Entretanto, as coisas não são tão simples uma vez que que estamos saindo de três grandes crises econômicas nos últimos quinze anos: a crise financeira internacional (governo Lula), a crise fiscal brasileira (governo Dilma) e a crise da pandemia da Covid-19 (governo Bolsonaro). Se não bastassem estas crises tivemos diversos erros de concepção e gestão das políticas econômicas, o que atrasou muito as recuperações.

De forma direta e objetiva temos que a inflação e o crescimento econômico são variáveis fundamentais para o bom desempenho de curto prazo de uma economia. Se formos avaliar o que cada presidente entregou para o seu sucessor teremos um exercício longo para dispor neste espaço. Vamos nos ater somente ao que tivemos nos últimos quatro anos e o que poderemos ter nos próximos quatro.

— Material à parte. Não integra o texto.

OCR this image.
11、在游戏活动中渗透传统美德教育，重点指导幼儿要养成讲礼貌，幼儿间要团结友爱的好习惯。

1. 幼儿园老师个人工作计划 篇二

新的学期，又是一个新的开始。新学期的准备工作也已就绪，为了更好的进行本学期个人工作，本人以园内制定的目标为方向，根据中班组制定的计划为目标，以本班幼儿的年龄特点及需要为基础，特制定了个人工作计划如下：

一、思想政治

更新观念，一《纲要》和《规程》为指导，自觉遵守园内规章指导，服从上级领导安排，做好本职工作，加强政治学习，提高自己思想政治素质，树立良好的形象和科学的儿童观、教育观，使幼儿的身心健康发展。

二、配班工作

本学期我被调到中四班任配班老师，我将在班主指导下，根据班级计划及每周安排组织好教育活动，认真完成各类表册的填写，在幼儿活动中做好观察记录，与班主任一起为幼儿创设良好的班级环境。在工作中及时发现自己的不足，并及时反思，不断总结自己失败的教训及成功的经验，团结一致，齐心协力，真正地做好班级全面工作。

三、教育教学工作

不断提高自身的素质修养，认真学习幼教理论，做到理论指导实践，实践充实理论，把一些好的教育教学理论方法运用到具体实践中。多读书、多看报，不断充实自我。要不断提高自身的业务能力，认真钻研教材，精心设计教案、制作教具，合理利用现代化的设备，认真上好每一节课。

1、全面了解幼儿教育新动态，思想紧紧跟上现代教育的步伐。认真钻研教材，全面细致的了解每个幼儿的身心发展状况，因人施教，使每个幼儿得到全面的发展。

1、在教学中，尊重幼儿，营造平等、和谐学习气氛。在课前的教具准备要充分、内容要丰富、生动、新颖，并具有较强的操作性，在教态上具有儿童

A projeção da inflação acumulada no período de 2019 a 2022 é de 26,72% para o índice geral e de 56,18% para a alimentação no domicílio. As expectativas para os próximos quatro anos, sem a influência de decisões de política econômica do próximo governo, é de 15,79% para o índice geral e de 15,97% para a alimentação no domicílio. Pode até parecer que é pouco, porém tudo dependerá da competência do próximo governo em manter estes níveis ou mesmo reduzi-los.

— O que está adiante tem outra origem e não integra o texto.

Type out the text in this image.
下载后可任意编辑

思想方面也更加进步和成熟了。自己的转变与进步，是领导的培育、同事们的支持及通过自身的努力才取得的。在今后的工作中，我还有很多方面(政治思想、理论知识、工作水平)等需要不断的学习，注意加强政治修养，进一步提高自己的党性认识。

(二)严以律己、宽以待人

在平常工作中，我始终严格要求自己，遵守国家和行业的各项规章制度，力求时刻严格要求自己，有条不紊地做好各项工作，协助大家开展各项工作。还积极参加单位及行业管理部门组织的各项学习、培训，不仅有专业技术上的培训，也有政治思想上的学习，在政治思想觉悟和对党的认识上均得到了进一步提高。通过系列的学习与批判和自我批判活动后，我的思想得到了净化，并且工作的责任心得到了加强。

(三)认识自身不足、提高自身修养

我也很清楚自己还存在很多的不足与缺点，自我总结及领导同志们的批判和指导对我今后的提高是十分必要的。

Quanto ao crescimento econômico o acumulado de 2019 a 2022 deve ficar em torno de 5,92%, muito próximo da expectativa para o período de 2023 a 2026, que é de 6,16%. Cabe destacar que uma renda real maior irá depender dos índices de inflação e a geração de emprego dependerá do nível de atividade econômica. Isto deixa evidente que as expectativas não são nada boas. Precisamos de indicadores melhores.

Há questões nevrálgicas a serem consideradas nas ações do próximo governo. Destaco duas delas: os motores do crescimento e a questão fiscal. Nas aulas de introdução à macroeconomia é explicado que são o consumo das famílias, o investimento privado, os gastos governamentais e as exportações líquidas que impulsionam o crescimento da economia. 

Já nas aulas introdutórias de economia do setor público é ensinado que as despesas públicas são financiadas com arrecadação de impostos, endividamento ou emissão monetária. Também é ensinado que um aumento do endividamento num dado ano, para aumentar os gastos e impulsionar a economia, terá como resultado a redução dos gastos num futuro próximo para pagar a dívida feita. Neste caso, o crescimento no presente pode implicar numa recessão no futuro.

No caso dos outros motores do crescimento temos que as famílias não estão tendo margem para aumentar seus gastos porque a renda real está caindo por conta da inflação elevada, o investimento privado será moderado porque para manter a rolagem da dívida o governo terá que manter os juros elevados e isto inibe o investimento e as exportações líquidas dependerão da taxa de câmbio e dos juros internos, o que também não estão muito favoráveis.

É evidente que o próximo governo terá uma tarefa hercúlea pela frente, tanto na área econômica quanto na social. Isto se considerarmos que serão eficientes e responsáveis.